Washington Examiner: News media should press presidential candidates on open govt

 http://www.examiner.com/printa-1287016~AP_CEO_Pushes_for_More_Open_Government.html

Politics
AP CEO Pushes for More Open Government
By HOPE YEN, The Associated Press
2008-03-19 01:32:40.0
Current rank: # 4,675 of 9,698

WASHINGTON -
At a time of continued government secrecy, the news media should press the presidential candidates on whether their administration would enforce "the spirit as well as the letter of the law" protecting the public's right to know, Associated Press President and CEO Tom Curley said Tuesday.

"Secrecy is one of the handiest tools for government that wants to be accountable only to itself regardless of the spirit of any law," he said in a National Sunshine Week speech.

Curley praised congressional passage of legislation that toughened the Freedom of Information Act. But he chided Bush administration efforts that he said undercut the measure.

The presidential election provides a good opportunity to press for open government policies, he said.

"We need to ask the candidates - at every opportunity until we have a clear answer - whether they are willing to appoint an attorney general willing to follow the spirit as well as the letter of the law that protects the people's right to know what their government is doing," Curley said in his speech Tuesday night at the National Press Club.

President Bush signed into law last December a toughened version of the Freedom of Information Act, the first such makeover to public access laws in a decade. It establishes a hot line service for all federal agencies to deal with problems and an ombudsman to provide an alternative to litigation in disclosure disputes.

The legislation came partly in response to an order by former Attorney General John Ashcroft in the wake of the Sept. 11, 2001, attacks, in which he instructed agencies to lean against releasing information when there was uncertainty about how doing so would affect national security.

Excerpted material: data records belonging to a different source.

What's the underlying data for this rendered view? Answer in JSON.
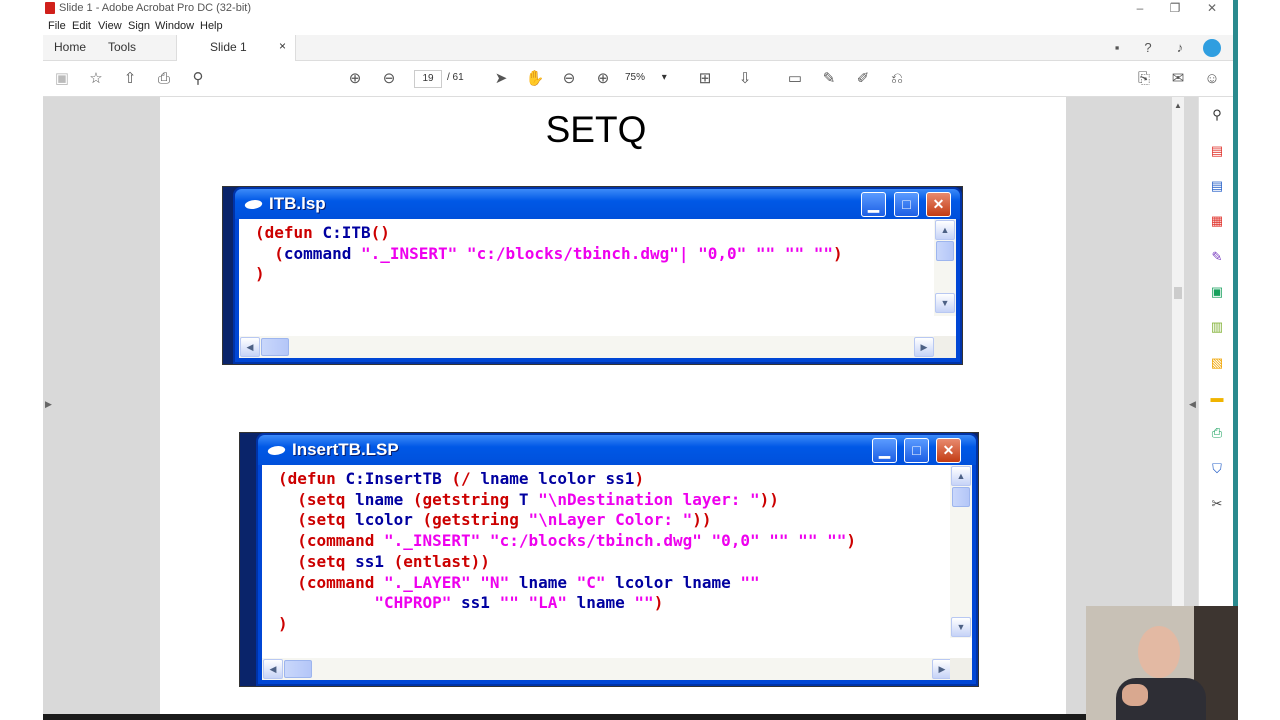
{
  "window": {
    "title": "Slide 1 - Adobe Acrobat Pro DC (32-bit)"
  },
  "menu": [
    "File",
    "Edit",
    "View",
    "Sign",
    "Window",
    "Help"
  ],
  "tabs": {
    "home": "Home",
    "tools": "Tools",
    "document": "Slide 1",
    "close": "×"
  },
  "toolbar": {
    "page_current": "19",
    "page_total": "/ 61",
    "zoom": "75%"
  },
  "slide": {
    "title": "SETQ",
    "window1": {
      "title": "ITB.lsp",
      "code": [
        [
          [
            "p",
            "(defun "
          ],
          [
            "c",
            "C:ITB"
          ],
          [
            "p",
            "()"
          ]
        ],
        [
          [
            "p",
            "  ("
          ],
          [
            "c",
            "command "
          ],
          [
            "s",
            "\"._INSERT\" \"c:/blocks/tbinch.dwg\"| \"0,0\" \"\" \"\" \"\""
          ],
          [
            "p",
            ")"
          ]
        ],
        [
          [
            "p",
            ")"
          ]
        ]
      ]
    },
    "window2": {
      "title": "InsertTB.LSP",
      "code": [
        [
          [
            "p",
            "(defun "
          ],
          [
            "c",
            "C:InsertTB "
          ],
          [
            "p",
            "(/ "
          ],
          [
            "c",
            "lname lcolor ss1"
          ],
          [
            "p",
            ")"
          ]
        ],
        [
          [
            "p",
            "  (setq "
          ],
          [
            "c",
            "lname "
          ],
          [
            "p",
            "(getstring "
          ],
          [
            "c",
            "T "
          ],
          [
            "s",
            "\"\\nDestination layer: \""
          ],
          [
            "p",
            "))"
          ]
        ],
        [
          [
            "p",
            "  (setq "
          ],
          [
            "c",
            "lcolor "
          ],
          [
            "p",
            "(getstring "
          ],
          [
            "s",
            "\"\\nLayer Color: \""
          ],
          [
            "p",
            "))"
          ]
        ],
        [
          [
            "p",
            "  (command "
          ],
          [
            "s",
            "\"._INSERT\" \"c:/blocks/tbinch.dwg\" \"0,0\" \"\" \"\" \"\""
          ],
          [
            "p",
            ")"
          ]
        ],
        [
          [
            "p",
            "  (setq "
          ],
          [
            "c",
            "ss1 "
          ],
          [
            "p",
            "(entlast))"
          ]
        ],
        [
          [
            "p",
            "  (command "
          ],
          [
            "s",
            "\"._LAYER\" \"N\" "
          ],
          [
            "c",
            "lname "
          ],
          [
            "s",
            "\"C\" "
          ],
          [
            "c",
            "lcolor lname "
          ],
          [
            "s",
            "\"\""
          ]
        ],
        [
          [
            "s",
            "          \"CHPROP\" "
          ],
          [
            "c",
            "ss1 "
          ],
          [
            "s",
            "\"\" \"LA\" "
          ],
          [
            "c",
            "lname "
          ],
          [
            "s",
            "\"\""
          ],
          [
            "p",
            ")"
          ]
        ],
        [
          [
            "p",
            ")"
          ]
        ]
      ]
    }
  },
  "icons": {
    "top_right": [
      "comment-icon",
      "help-icon",
      "bell-icon",
      "account-icon"
    ],
    "toolbar": [
      "save-icon",
      "bookmark-star-icon",
      "upload-icon",
      "print-icon",
      "zoom-out-search-icon",
      "prev-page-icon",
      "next-page-icon",
      "select-cursor-icon",
      "hand-icon",
      "zoom-out-icon",
      "zoom-in-icon",
      "fit-page-icon",
      "scroll-mode-icon",
      "comment-tool-icon",
      "pen-icon",
      "highlight-icon",
      "stamp-icon",
      "share-link-icon",
      "email-icon",
      "add-person-icon"
    ],
    "side_panel": [
      "search-zoom-icon",
      "create-pdf-icon",
      "export-pdf-icon",
      "organize-pages-icon",
      "fill-sign-icon",
      "edit-pdf-icon",
      "compress-icon",
      "scan-icon",
      "comment-tool-icon",
      "print-production-icon",
      "protect-icon",
      "more-tools-icon"
    ]
  },
  "colors": {
    "code_keyword": "#0000a0",
    "code_paren": "#cc0000",
    "code_string": "#ee00ee",
    "xp_title": "#0058e6"
  }
}
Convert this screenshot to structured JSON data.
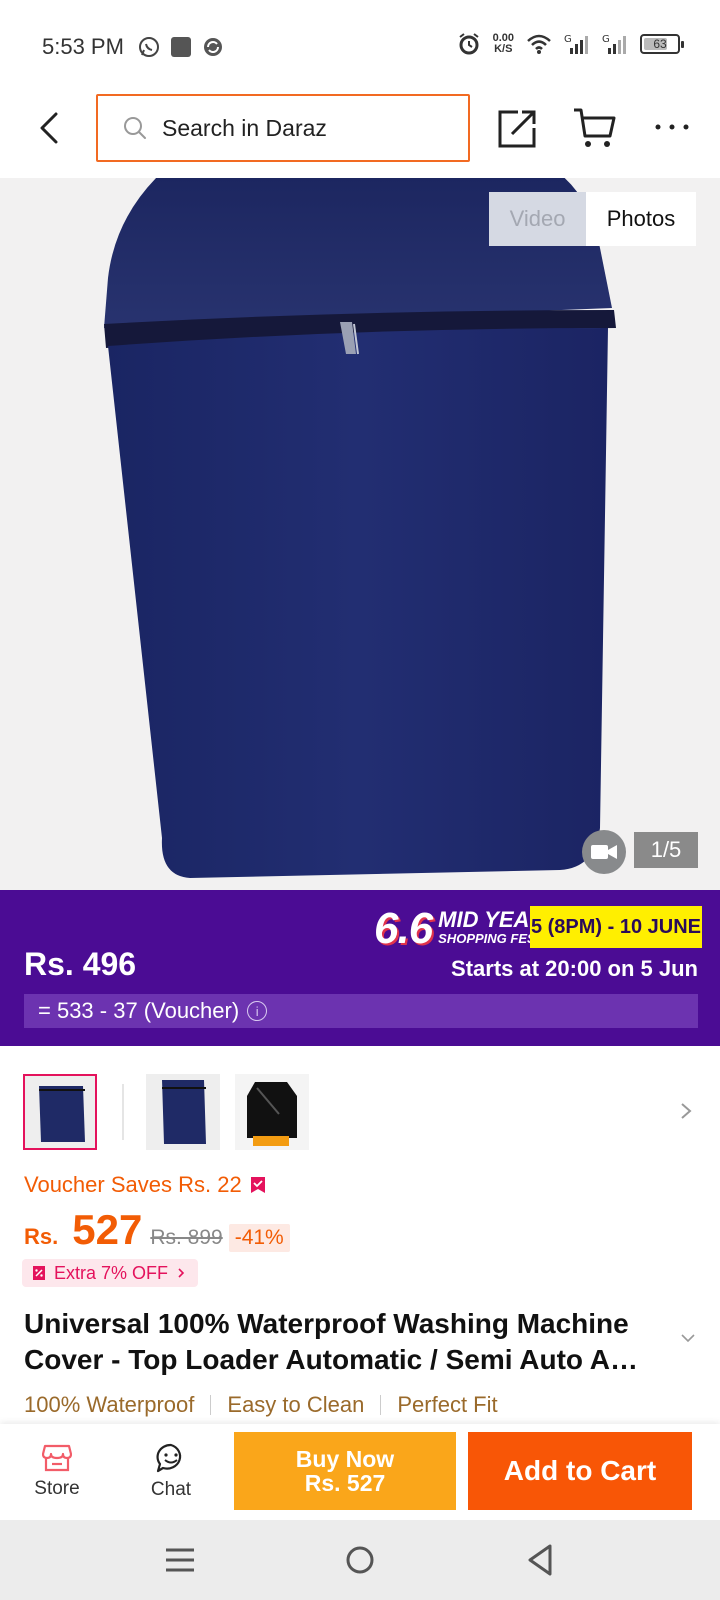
{
  "status_bar": {
    "time": "5:53 PM",
    "net_speed_value": "0.00",
    "net_speed_unit": "K/S",
    "battery": "63",
    "signal_label": "G"
  },
  "header": {
    "search_placeholder": "Search in Daraz"
  },
  "gallery": {
    "tab_video": "Video",
    "tab_photos": "Photos",
    "counter": "1/5"
  },
  "promo": {
    "fest_number": "6.6",
    "fest_line1": "MID YEAR",
    "fest_line2": "SHOPPING FEST!",
    "fest_dates": "5 (8PM) - 10 JUNE",
    "price": "Rs. 496",
    "starts": "Starts at 20:00 on 5 Jun",
    "formula": "= 533 - 37 (Voucher)",
    "info_icon": "i"
  },
  "product": {
    "voucher_saves": "Voucher Saves Rs. 22",
    "currency": "Rs.",
    "price": "527",
    "original_price": "Rs. 899",
    "discount": "-41%",
    "extra_off": "Extra 7% OFF",
    "title": "Universal 100% Waterproof Washing Machine Cover - Top Loader Automatic / Semi Auto A…",
    "features": [
      "100% Waterproof",
      "Easy to Clean",
      "Perfect Fit"
    ]
  },
  "action_bar": {
    "store_label": "Store",
    "chat_label": "Chat",
    "buy_now_line1": "Buy Now",
    "buy_now_line2": "Rs. 527",
    "add_to_cart": "Add to Cart"
  },
  "colors": {
    "accent_orange": "#f85606",
    "buy_now_yellow": "#faa61a",
    "promo_purple": "#4b0c94",
    "product_navy": "#1f2a66",
    "pink": "#e4125c"
  }
}
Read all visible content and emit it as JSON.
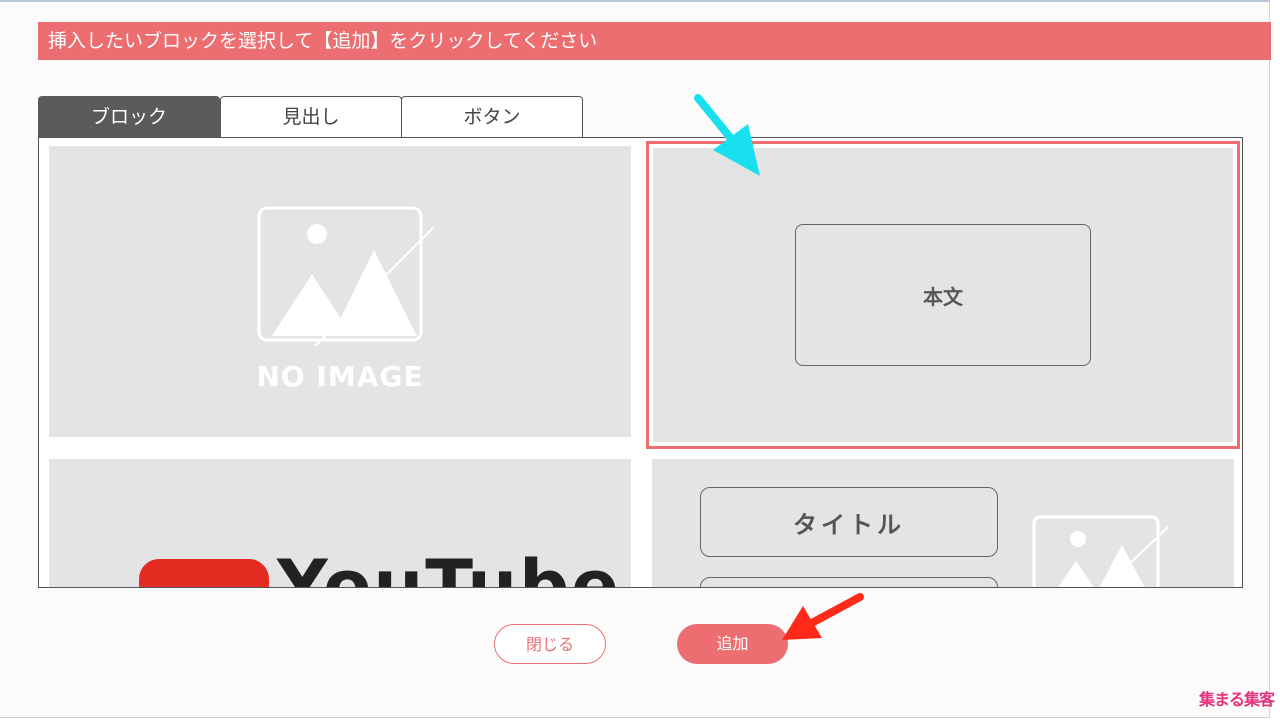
{
  "header": {
    "instruction": "挿入したいブロックを選択して【追加】をクリックしてください"
  },
  "tabs": [
    {
      "label": "ブロック",
      "active": true
    },
    {
      "label": "見出し",
      "active": false
    },
    {
      "label": "ボタン",
      "active": false
    }
  ],
  "blocks": {
    "no_image_label": "NO IMAGE",
    "body_text_label": "本文",
    "youtube_label": "YouTube",
    "title_label": "タイトル"
  },
  "footer": {
    "close_label": "閉じる",
    "add_label": "追加"
  },
  "logo": {
    "text": "集まる集客"
  },
  "colors": {
    "accent": "#ec6e71",
    "arrow_cyan": "#19e0ee",
    "arrow_red": "#ff2a1a",
    "tab_active": "#5b5b5b"
  }
}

Although the legislation is aimed at reversing Ashcroft's order, it fails to explicitly do so.

Earlier this year, the administration submitted a budget proposal that would move the ombudsman's office to the Justice Department instead of the National Archives. Open government advocates including Sen. Patrick Leahy, D-Vt., say that would be a conflict of interest because Justice would be defending federal agencies seeking to keep records secret.

In his speech, Curley criticized the administration move as a "sucker punch" to cripple the new FOIA law. He urged advocates to push back and called for the next attorney general to explicitly reverse the Ashcroft memo.

"We must do more because the entrenched powers have become far more determined to avoid public scrutiny when it matters most," he said.

Addressing the issue of whether journalists should be open government advocates, Curley said it would be a disservice to the public to pretend to be "disinterested observers." He noted that journalists already routinely badgered executive agencies and courts "for information and access we think the Constitution says the public is supposed to have."

"The brightest rays from Sunshine Weeks have spotlighted countless efforts by citizens to hold their governments accountable," Curley added. "By reporting on their efforts, we have revealed for millions important lessons in fighting city halls, statehouses and, yes, even Washington."

In his remarks, Curley:

-Cited the case of former USA Today reporter Toni Locy as a "dramatic example" of why Congress should pass a federal shield law. Locy recently was fined up to $5,000 a day by a federal judge unless she disclosed anonymous Justice Department sources to lawyers for a former Army scientist who came under scrutiny in the 2001 anthrax attacks. Locy also at one time worked for the AP.

-Urged release of any evidence the U.S. military has to justify its detention of AP photographer Bilal Hussein, who worked in the Iraq war zone. After Hussein spent 19 months in prison, his case was referred to the Iraqi criminal courts last year. Pentagon spokesmen have alleged that Hussein was suspected in a range of terrorist-related activities.

Curley said he thought the Locy case had gotten good public attention. On Hussein, he said, "I don't know how many people are interested in one more Iraqi. I wish there were."

- Predicted the media would not shy away from reporting about the human rights abuses or protests in China during the Summer Olympic Games. He noted that one journalist across the world is beaten every two weeks in pursuit of the news.